165P - Correlation between trophoblast cell-surface antigen-2 (Trop-2) expression and pathological complete response (pCR) in HER2-positive early breast cancer (EBC): A sub analysis of PHERGain trial

Background

Trop-2 is a transmembrane calcium signal transducer widely expressed in multiple tumor types on the membrane surface of epithelial cells. Antibody-drug conjugates targeting Trop-2 are currently being developed for the treatment of breast cancer. However, there is little data regarding the therapeutic implications of Trop-2 expression in HER2-positive breast cancer.

Methods

Trop-2 expression, as determined by immunohistochemistry (IHC) and its relationship with clinicopathologic features and pCR, was retrospectively analyzed in patients (pts) with HER2-positive EBC treated with upfront neoadjuvant docetaxel, carboplatin, trastuzumab, and pertuzumab in the PHERGain study (Pérez-García et al, Lancet Oncol 2021). Trop-2 expression was classified into low, medium, and high groups according to a histochemical score (H-score) based on staining intensity and percentage of stained cells.

Results

A total of 41 pts were included. Of these, 31.7% (13/41) had node-positive disease and 63.4% (26/41) were estrogen receptor-positive. 68.3% (28/41) of the tumors showed Trop-2 expression (low [29.3%]; medium [17.1%]; and high [21.9%]). No relationship was found between Trop-2 expression and different clinicopathologic features, but there was a trend toward higher progesterone receptor negativity among Trop-2-expressing tumors (p = 0.098). pCR was achieved in 63.4% (26/41) of the pts. According to Trop-2 expression, pCR rates were 50.0% (14/28) and 92.3% (12/13) in pts with and without Trop-2 expression, respectively (p=0.015).

Conclusions

Trop-2 expression by IHC was identified in approximately two thirds of HER2-positive EBC pts. Trop-2 appears to be a potential mechanism of resistance in this patient population and may become a strategic target for future combinations.

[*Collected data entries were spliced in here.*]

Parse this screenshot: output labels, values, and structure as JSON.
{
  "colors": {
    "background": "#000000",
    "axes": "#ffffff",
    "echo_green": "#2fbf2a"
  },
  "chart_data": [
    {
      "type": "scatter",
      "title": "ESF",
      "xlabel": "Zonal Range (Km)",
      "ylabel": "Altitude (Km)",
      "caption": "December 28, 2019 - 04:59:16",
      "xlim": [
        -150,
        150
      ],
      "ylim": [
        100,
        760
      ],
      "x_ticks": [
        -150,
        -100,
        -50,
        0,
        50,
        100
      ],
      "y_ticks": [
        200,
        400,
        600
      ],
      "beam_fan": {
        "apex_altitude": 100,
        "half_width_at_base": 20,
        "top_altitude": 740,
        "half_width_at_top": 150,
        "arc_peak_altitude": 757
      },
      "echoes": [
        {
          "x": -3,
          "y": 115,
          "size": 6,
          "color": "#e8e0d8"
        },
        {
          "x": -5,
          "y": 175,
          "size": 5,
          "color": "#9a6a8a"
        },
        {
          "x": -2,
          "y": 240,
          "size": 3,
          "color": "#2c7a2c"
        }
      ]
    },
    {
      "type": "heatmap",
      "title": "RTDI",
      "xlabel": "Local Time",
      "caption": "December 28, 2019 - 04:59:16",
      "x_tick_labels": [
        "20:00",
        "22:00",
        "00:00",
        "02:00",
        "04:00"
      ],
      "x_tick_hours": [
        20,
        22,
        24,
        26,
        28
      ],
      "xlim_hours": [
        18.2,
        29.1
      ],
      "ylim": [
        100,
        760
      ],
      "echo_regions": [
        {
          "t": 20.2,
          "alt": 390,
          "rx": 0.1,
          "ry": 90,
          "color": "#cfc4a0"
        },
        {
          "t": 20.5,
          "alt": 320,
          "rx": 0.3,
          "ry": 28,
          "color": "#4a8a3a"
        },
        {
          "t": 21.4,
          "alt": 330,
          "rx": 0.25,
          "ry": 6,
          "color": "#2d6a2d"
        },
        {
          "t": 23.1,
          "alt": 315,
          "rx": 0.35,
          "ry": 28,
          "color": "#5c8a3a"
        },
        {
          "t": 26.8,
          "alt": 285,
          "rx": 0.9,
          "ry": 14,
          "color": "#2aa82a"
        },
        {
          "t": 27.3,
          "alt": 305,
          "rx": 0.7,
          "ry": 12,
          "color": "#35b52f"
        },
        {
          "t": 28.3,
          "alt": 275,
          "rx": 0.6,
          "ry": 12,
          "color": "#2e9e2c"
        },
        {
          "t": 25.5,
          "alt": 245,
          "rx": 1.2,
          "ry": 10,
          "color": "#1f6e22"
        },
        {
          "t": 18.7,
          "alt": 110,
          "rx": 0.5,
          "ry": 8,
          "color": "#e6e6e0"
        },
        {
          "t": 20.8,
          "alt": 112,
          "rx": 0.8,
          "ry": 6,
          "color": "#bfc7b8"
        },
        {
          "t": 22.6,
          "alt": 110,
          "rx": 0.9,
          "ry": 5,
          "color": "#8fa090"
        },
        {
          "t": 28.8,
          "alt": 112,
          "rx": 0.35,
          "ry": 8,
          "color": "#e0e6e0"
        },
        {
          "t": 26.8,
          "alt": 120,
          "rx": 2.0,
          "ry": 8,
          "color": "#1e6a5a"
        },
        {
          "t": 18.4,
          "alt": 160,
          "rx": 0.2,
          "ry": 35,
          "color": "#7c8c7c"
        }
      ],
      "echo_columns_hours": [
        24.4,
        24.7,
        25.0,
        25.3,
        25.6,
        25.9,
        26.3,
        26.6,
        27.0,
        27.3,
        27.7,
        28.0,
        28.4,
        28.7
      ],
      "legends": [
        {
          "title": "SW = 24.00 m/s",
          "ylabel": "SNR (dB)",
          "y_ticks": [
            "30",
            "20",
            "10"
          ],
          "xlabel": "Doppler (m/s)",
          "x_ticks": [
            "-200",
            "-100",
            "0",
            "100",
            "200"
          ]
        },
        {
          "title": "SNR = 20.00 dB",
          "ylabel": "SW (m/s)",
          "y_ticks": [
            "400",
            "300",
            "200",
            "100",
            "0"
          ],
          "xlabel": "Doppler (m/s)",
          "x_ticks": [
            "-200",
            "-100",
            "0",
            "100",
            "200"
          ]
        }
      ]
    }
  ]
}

Clinical trial identification

Editorial acknowledgement

Legal entity responsible for the study

MEDSIR - Medica Scientia Innovation Research.

Funding

Fundación Contigo.

Disclosure

M. Gion Cortes: Financial Interests, Personal, Invited Speaker: Roche; Financial Interests, Personal, Other, Travel expenses: Roche, Pfizer. J.M. Pérez-García: Financial Interests, Personal, Advisory Role: Lilly, Roche, Eisai, Daiichi Sankyo, AstraZeneca, Seattle Genetics, Gilead; Financial Interests, Personal, Other, travel expenses: Roche; Financial Interests, Personal, Full or part-time Employment: MEDSIR. J.A. Guerrero, L. López-Montero, M. Mancino, J. Rodríguez Morató: Financial Interests, Personal, Full or part-time Employment: MEDSIR. A. Llombart Cussac: Financial Interests, Institutional, Research Funding: Roche, Agendia, Lilly, Pfizer, Novartis, Merck Sharp & Dohme, Gilead, Daiichi Sankyo; Financial Interests, Personal, Speaker, Consultant, Advisor: Lilly, Roche, Pfizer, Novartis; Financial Interests, Personal, Speaker’s Bureau: Lilly, AstraZeneca, Merck Sharp & Dohme; Financial Interests, Personal, Other, Travel support: Roche, Pfizer, AstraZeneca; Financial Interests, Personal, Stocks or ownership: MEDSIR, Initia-Research. J. Cortés: Financial Interests, Personal, Advisory Board: Roche, Celgene, Cellestia, AstraZeneca, Seattle Genetics, Daiichi Sankyo, Erytech, Athenex, Polyphor, Lilly, Merck Sharp & Dohme, GSK, LEUKO, Bioasis, Clovis oncology, Boehringer Ingelheim, Ellipses, Hibercell, BioInvent, Gemoab, Gilead, Menarini, Zymeworks, Reveal Genomics; Financial Interests, Personal, Invited Speaker: Roche, Novartis, Celgene, Eisai, Pfizer, Samsung Bioepis, Lilly, Merck Sharp & Dohme, Daiichi Sankyo; Financial Interests, Personal, Other, Consulting/advisor: Expres2ion Biotechnologies; Financial Interests, Personal, Stocks/Shares: MedSIR, Nektar Therapeutics; Financial Interests, Institutional, Research Grant: Roche, Ariad Pharmaceuticals, AstraZeneca, Baxalta GMBH/Servier Affaires, Bayer Healthcare, Eisai, Guardanth Health, Merck Sharp & Dohme, Pfizer, Piqur Therapeutics, Puma B, Queen Mary University of London; Other, Travel cost and expenses: Roche, Novartis, Eisai, Daiichi Sankyo, Pfizer, Gilead, AstraZeneca. All other authors have declared no conflicts of interest.